I wasn’t sure, but then a heavier trickle came down and I was sure.  I said “This is really happening.”

Suddenly everything I’d seen in the childbirth videos went out the window.  I know I was supposed to follow a series of steps if my water broke, the first being sit down.  The only other step Chris and I remembered was “green means go.”  I examined the liquid on the tile floor.  Nope, totally clear and also oderless, so it wasn’t meconium or my own pee.  So I sat on the toilet and called the doctor.  “Dr. Bills?  I’m so sorry, did I wake you?”  “Yes, it’s three am, of course you woke me but its okay.  Just go to the hospital.” “I need to go to the hospital?” “Yes.  I will meet you there.”  “Okay!”

Chris got up and got in the shower and I got in the tub and started shaving my legs.  Luckily, I’d just gotten a manicure that day.  The color was baby’s breath.

Though we were taking the time to get ourselves presentable, I knew we didn’t have a lot of time.  As you know, I was at least 4 cm dilated and fully effaced so I was told I’d have a short labor.  Short labor meant less window for an epidural and contractions that would build quickly.  And they did.

As we headed to the hospital I put on my makeup in the dark, pausing to brace myself against each contraction.  The pain was completely tolerable though intense, but by the time we got to the delivery room the contractions were getting pretty intense.  (There was still paperwork to fill out, though.)

Somehow – and I know this will make sense to some people – I enjoyed the pain.  It meant my baby was coming soon. (This is me having – YES – a contraction. Chris took a picture of me having a contraction. Which made me laugh during the contraction. But this was before they started getting really bad).

It was also such a privilege to experience something so natural happening to me, just the way it was supposed to.

So when they came with the epidural, my contractions having gotten yell-worthy, I was torn between desperately wanting that relief, and reluctance to stop feeling every drop of the amazing thing that was happening to me.

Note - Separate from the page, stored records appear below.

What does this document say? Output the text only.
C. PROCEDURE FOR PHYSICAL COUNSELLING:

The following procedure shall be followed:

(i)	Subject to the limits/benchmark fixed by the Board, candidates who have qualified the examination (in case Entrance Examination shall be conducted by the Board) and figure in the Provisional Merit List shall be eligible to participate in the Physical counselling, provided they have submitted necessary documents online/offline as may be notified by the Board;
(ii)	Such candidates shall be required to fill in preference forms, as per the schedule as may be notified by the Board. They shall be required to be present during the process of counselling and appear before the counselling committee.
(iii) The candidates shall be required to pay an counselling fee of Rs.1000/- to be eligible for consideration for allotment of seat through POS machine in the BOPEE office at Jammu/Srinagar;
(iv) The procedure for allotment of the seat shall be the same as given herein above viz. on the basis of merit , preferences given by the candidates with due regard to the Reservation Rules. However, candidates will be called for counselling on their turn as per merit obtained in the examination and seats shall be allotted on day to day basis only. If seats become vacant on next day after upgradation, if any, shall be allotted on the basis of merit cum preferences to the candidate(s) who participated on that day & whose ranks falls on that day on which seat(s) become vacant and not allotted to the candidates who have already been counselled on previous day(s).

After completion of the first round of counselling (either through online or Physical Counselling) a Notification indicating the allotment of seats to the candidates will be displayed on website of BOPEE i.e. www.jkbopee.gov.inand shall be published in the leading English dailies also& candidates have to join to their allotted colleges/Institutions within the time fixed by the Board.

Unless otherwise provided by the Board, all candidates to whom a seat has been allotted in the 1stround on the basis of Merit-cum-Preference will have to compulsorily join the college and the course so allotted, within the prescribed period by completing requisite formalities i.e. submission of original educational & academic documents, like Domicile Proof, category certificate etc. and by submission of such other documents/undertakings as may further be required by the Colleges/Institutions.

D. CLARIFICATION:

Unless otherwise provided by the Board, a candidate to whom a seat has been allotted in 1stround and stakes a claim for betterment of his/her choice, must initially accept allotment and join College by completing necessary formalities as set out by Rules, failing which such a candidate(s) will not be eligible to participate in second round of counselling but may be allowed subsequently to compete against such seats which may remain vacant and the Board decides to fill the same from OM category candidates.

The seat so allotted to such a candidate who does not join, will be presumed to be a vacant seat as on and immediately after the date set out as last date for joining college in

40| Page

The anesthesiologist gave me my epidural between contractions.  It was painful, but not near as painful as the contractions, which had gotten very close together too so there wasn’t much break between them.  With the epidural, I felt a little giddy and began making silly jokes to Chris.  I was also able to lie down and have Chris bring me my mirror and my mascara, which I began to apply while lying down, giving the nurse something to laugh about with the other nurses as I later heard.  But why wouldn’t I want to look my best when I was about to meet my daughter for the first time???

While we relaxed and I contracted and dilated, Chris and I talked about what was about to happen. We discussed her name, what would it be? We were still undecided.  We texted our family, who had grabbed their own bags and were on their way.  Time flew.  At nine am, I felt something heavy between my legs and I called the nurse (Chris and I were alone in the room) and told her it was time to start pushing.  My nurse had stepped away, so another nurse popped in, glanced between my legs, and said “No, it isn’t time.”  But I begged to differ.  When my nurse came back I told her it was time, she glanced, and said “yep, time to push!”

Then I got a little scared.

Letting contractions happen to me was one thing.  Being responsible for pushing my baby out was another.  But it was nine am, and time to push.